Current Cases

In Re Nike, Inc. Securities Litigation

Status Current Case

Practice area Securities Litigation & Investor Protection

Court U.S. District Court, District of Oregon

Case number 3:24-cv-00974

Overview

Cohen Milstein represents investors in a securities class action against Nike, Inc. (NYSE: NKE) and certain directors and officers, including Nike’s former CEO, John J. Donahoe II, Nike’s current CFO, Mathew Friend, and Nike’s current Executive Chair, Mark G. Parker.

Investors allege that Nike, its CEO, CFO, and Chairman, and other defendants violated the federal securities laws by making misstatements and omissions about the success of a key corporate strategy called “Consumer Direct Acceleration” (CDA), which emphasized a digitally enabled direct-to-consumer (DTC) business model. The CDA strategy, according to Nike, had the purpose and effect of propelling long-term sustainable financial growth for the benefit of Nike and its shareholders.

When Nike’s alleged fraud was finally revealed over a series of four partial disclosures of the truth, starting in December 2023, investors saw the extent of Nike’s CDA strategy failures and its disastrous impact on Nike’s financial performance. As a result, Nike’s stock collapsed nearly 20%—the largest stock price drop in Nike’s history, wiping out billions of dollars in shareholder value

Impacted investors purchased Nike Class B Common Stock from March 19, 2021 – October 1, 2024, inclusive.

Case Background

Nike is one of the world’s largest active footwear companies, with sales of $51.5 billion in 2023. Sales made through Nike’s wholesale and DTC channels were Nike’s lifeblood, as revenues from those two channels constituted approximately 95% of Nike’s total revenue throughout the class period.

As alleged in the complaint, Nike announced its CDA strategy on June 25, 2020. CDA focused on increasing Nike’s  innovative  product  pipeline while investing in and building out the company’s DTC channels by (1) increasing Nike’s focus on digitally-led DTC operations, including through its website and apps; (2) increasing Nike’s technological capabilities to enable those DTC operations; and (3) engaging in a massive corporate restructuring to streamline and reorganize the company’s business around key demographic categories—specifically, “Men’s,” “Women’s,” and “Kids’.” This represented a pivotal shift away from Nike’s prior approach of orienting its business around sport-based categories (e.g., running and basketball, among other sports).

During the class period, Nike repeatedly and falsely assured investors that the CDA strategy was achieving its key objectives—including, for example, that Nike had developed the technological capabilities and supply chain infrastructure necessary to effectively execute such DTC operations—and thus was succeeding in driving the promised sustainable growth. Unbeknownst to investors, however, the CDA strategy suffered from multiple, severe problems in key underlying areas—including Nike’s failure to build out the critical DTC technological and supply chain capabilities—and thus was a ticking timebomb.

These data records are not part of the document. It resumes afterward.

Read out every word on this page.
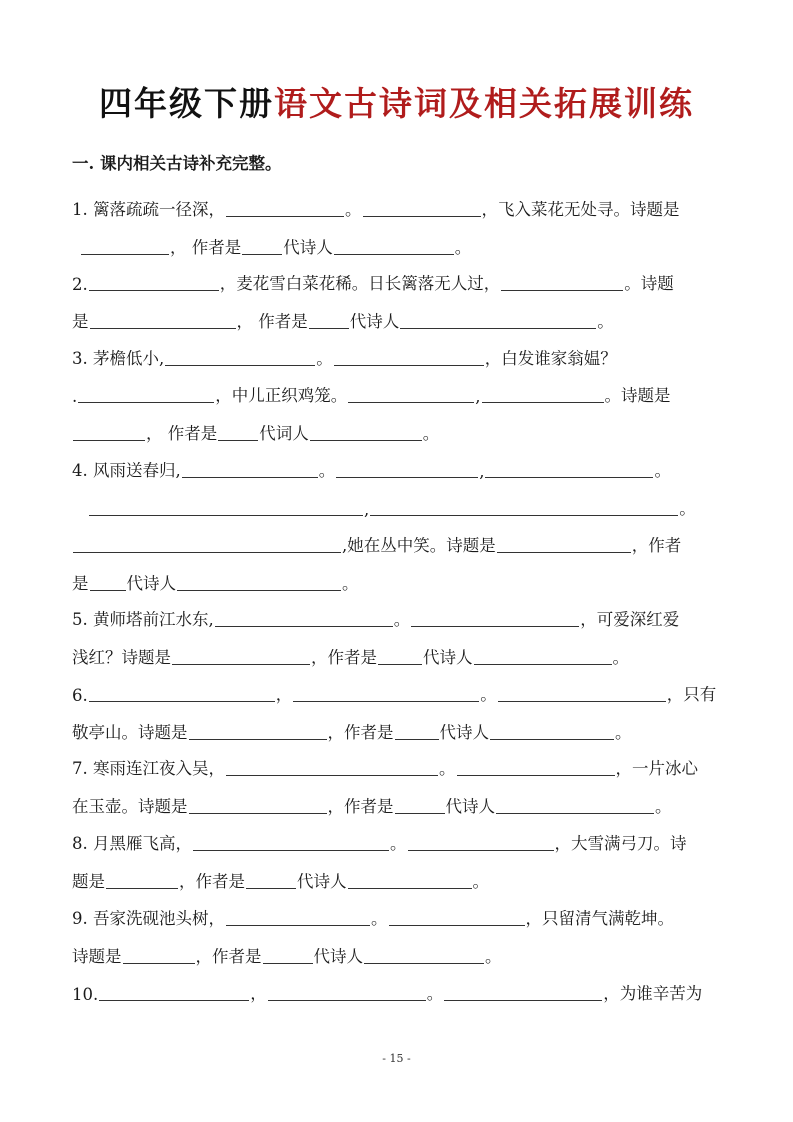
四年级下册语文古诗词及相关拓展训练
一. 课内相关古诗补充完整。
1. 篱落疏疏一径深，	。	，飞入菜花无处寻。诗题是
， 作者是	代诗人	。
2.	，麦花雪白菜花稀。日长篱落无人过，	。诗题
是	， 作者是	代诗人	。
3. 茅檐低小,	。	，白发谁家翁媪？
.	，中儿正织鸡笼。	,	。诗题是
， 作者是	代词人	。
4. 风雨送春归,	。	,	。
,	。
,她在丛中笑。诗题是	，作者
是 代诗人	。
5. 黄师塔前江水东,	。	，可爱深红爱
浅红？诗题是	，作者是	代诗人	。
6.	，	。	，只有
敬亭山。诗题是	，作者是	代诗人	。
7. 寒雨连江夜入吴，	。	，一片冰心
在玉壶。诗题是	，作者是	代诗人	。
8. 月黑雁飞高，	。	，大雪满弓刀。诗
题是	，作者是	代诗人	。
9. 吾家洗砚池头树，	。	，只留清气满乾坤。
诗题是	，作者是	代诗人	。
10.	，	。	，为谁辛苦为
- 15 -
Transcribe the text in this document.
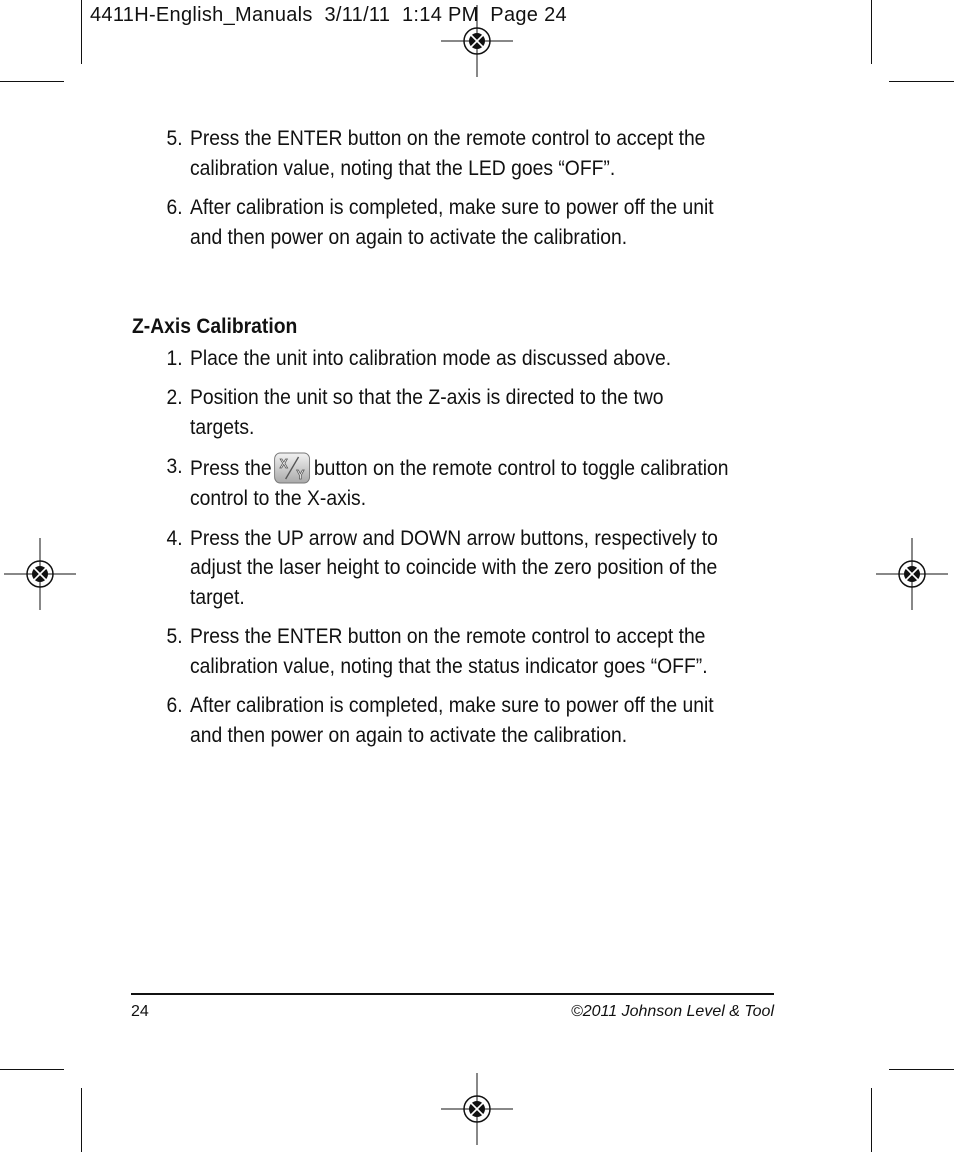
4411H-English_Manuals  3/11/11  1:14 PM  Page 24
5. Press the ENTER button on the remote control to accept the calibration value, noting that the LED goes “OFF”.
6. After calibration is completed, make sure to power off the unit and then power on again to activate the calibration.
Z-Axis Calibration
1. Place the unit into calibration mode as discussed above.
2. Position the unit so that the Z-axis is directed to the two targets.
3. Press the X
Y button on the remote control to toggle calibration control to the X-axis.
4. Press the UP arrow and DOWN arrow buttons, respectively to adjust the laser height to coincide with the zero position of the target.
5. Press the ENTER button on the remote control to accept the calibration value, noting that the status indicator goes “OFF”.
6. After calibration is completed, make sure to power off the unit and then power on again to activate the calibration.
24	©2011 Johnson Level & Tool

When Nike’s fraud was finally revealed, it showed the extent of Nike’s CDA strategy failures and the disastrous impact on the Company’s financial performance.

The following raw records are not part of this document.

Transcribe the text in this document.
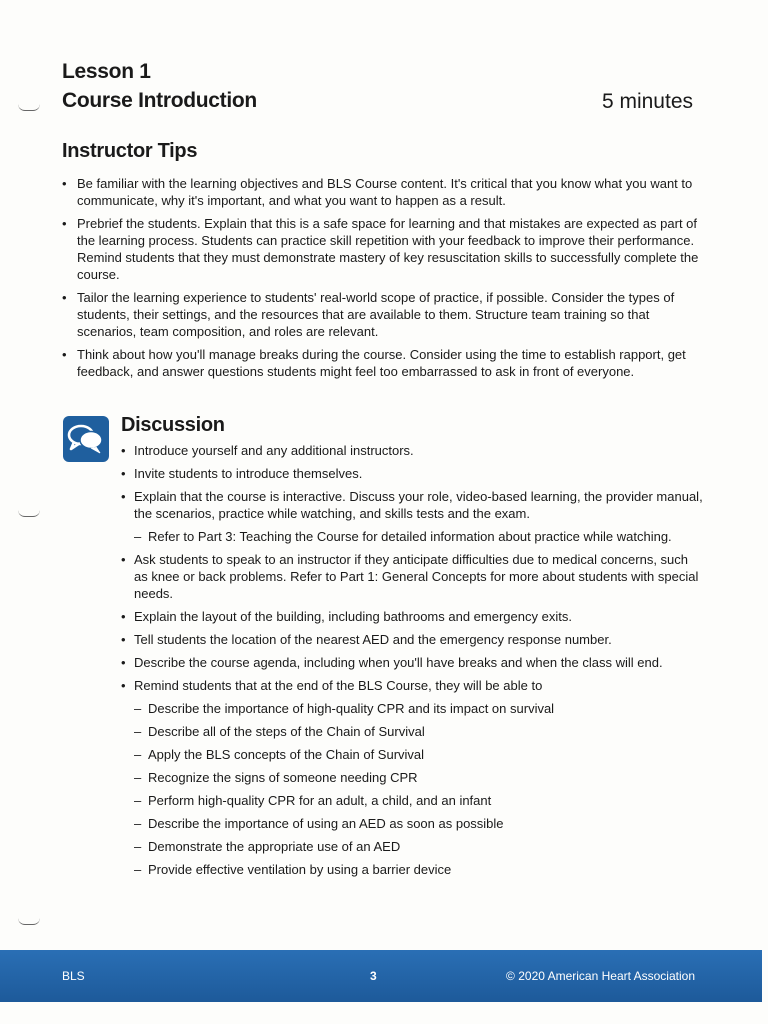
Lesson 1
Course Introduction	5 minutes
Instructor Tips
• Be familiar with the learning objectives and BLS Course content. It's critical that you know what you want to communicate, why it's important, and what you want to happen as a result.
• Prebrief the students. Explain that this is a safe space for learning and that mistakes are expected as part of the learning process. Students can practice skill repetition with your feedback to improve their performance. Remind students that they must demonstrate mastery of key resuscitation skills to successfully complete the course.
• Tailor the learning experience to students' real-world scope of practice, if possible. Consider the types of students, their settings, and the resources that are available to them. Structure team training so that scenarios, team composition, and roles are relevant.
• Think about how you'll manage breaks during the course. Consider using the time to establish rapport, get feedback, and answer questions students might feel too embarrassed to ask in front of everyone.
Discussion
• Introduce yourself and any additional instructors.
• Invite students to introduce themselves.
• Explain that the course is interactive. Discuss your role, video-based learning, the provider manual, the scenarios, practice while watching, and skills tests and the exam.
– Refer to Part 3: Teaching the Course for detailed information about practice while watching.
• Ask students to speak to an instructor if they anticipate difficulties due to medical concerns, such as knee or back problems. Refer to Part 1: General Concepts for more about students with special needs.
• Explain the layout of the building, including bathrooms and emergency exits.
• Tell students the location of the nearest AED and the emergency response number.
• Describe the course agenda, including when you'll have breaks and when the class will end.
• Remind students that at the end of the BLS Course, they will be able to
– Describe the importance of high-quality CPR and its impact on survival
– Describe all of the steps of the Chain of Survival
– Apply the BLS concepts of the Chain of Survival
– Recognize the signs of someone needing CPR
– Perform high-quality CPR for an adult, a child, and an infant
– Describe the importance of using an AED as soon as possible
– Demonstrate the appropriate use of an AED
– Provide effective ventilation by using a barrier device
BLS	3	© 2020 American Heart Association
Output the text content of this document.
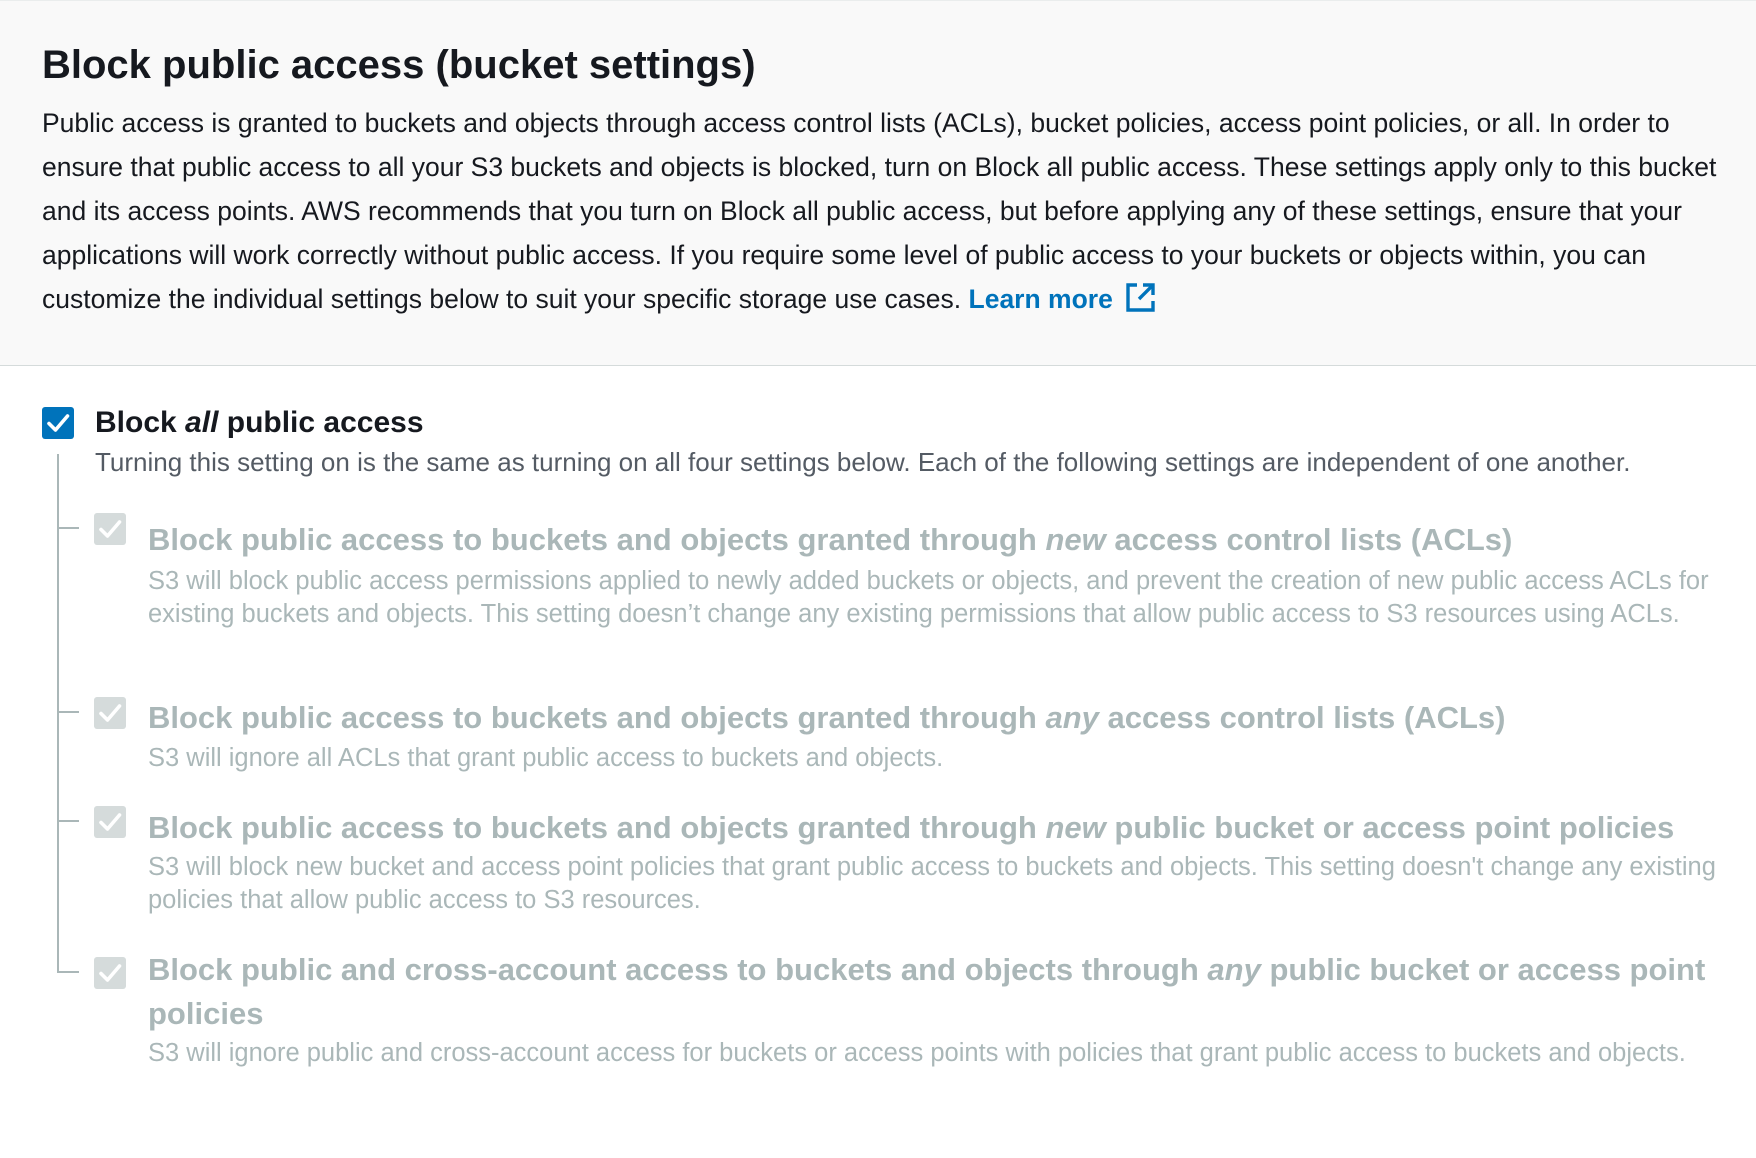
Block public access (bucket settings)
Public access is granted to buckets and objects through access control lists (ACLs), bucket policies, access point policies, or all. In order to ensure that public access to all your S3 buckets and objects is blocked, turn on Block all public access. These settings apply only to this bucket and its access points. AWS recommends that you turn on Block all public access, but before applying any of these settings, ensure that your applications will work correctly without public access. If you require some level of public access to your buckets or objects within, you can customize the individual settings below to suit your specific storage use cases. Learn more
Block all public access
Turning this setting on is the same as turning on all four settings below. Each of the following settings are independent of one another.
Block public access to buckets and objects granted through new access control lists (ACLs)
S3 will block public access permissions applied to newly added buckets or objects, and prevent the creation of new public access ACLs for existing buckets and objects. This setting doesn’t change any existing permissions that allow public access to S3 resources using ACLs.
Block public access to buckets and objects granted through any access control lists (ACLs)
S3 will ignore all ACLs that grant public access to buckets and objects.
Block public access to buckets and objects granted through new public bucket or access point policies
S3 will block new bucket and access point policies that grant public access to buckets and objects. This setting doesn't change any existing policies that allow public access to S3 resources.
Block public and cross-account access to buckets and objects through any public bucket or access point policies
S3 will ignore public and cross-account access for buckets or access points with policies that grant public access to buckets and objects.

  • On December 21, 2023, Nike announced disappointing financial results for the second quarter of FY 2024. On this news, Nike’s stock declined nearly 12%.
  • On March 21, 2024, when Nike announced another quarter of disappointing financial results (for the third quarter of FY 2024), these disclosures partially revealed the failures of the CDA strategy—the shift away from sports categorization, product innovation, brand strength, and need to pivot back to wholesale partners. On this news, Nike’s stock declined nearly 7%.
  • On June 27, 2024, when Nike announced a third consecutive quarter of disappointing financial results (for the fourth quarter of FY 2024 and for full FY 2024), Nike’s stock collapsed by nearly 20%—the largest stock price drop in NIKE’s history.
  • On September 19, 2024, mere weeks before the end of the Class Period, Nike’s Board of Directors announced the abrupt departure of John J. Donahoe II, CEO and key architect of the CDA strategy and a purveyor of myriad misstatements about its success.
  • Finally, the full extent and financial impact of Nike’s fraud was revealed on October 1, 2024, when Nike announced yet another quarter of poor financial results (for the first quarter of FY 2025), including total revenue that was below analyst consensus estimates. On this news, Nike’s stock dropped approximately 6.8%.

From November 5, 2021, Nike’s stock dropped from $177.51 to $83.10 on October 2, 2024, wiping out billions of dollars in shareholder value.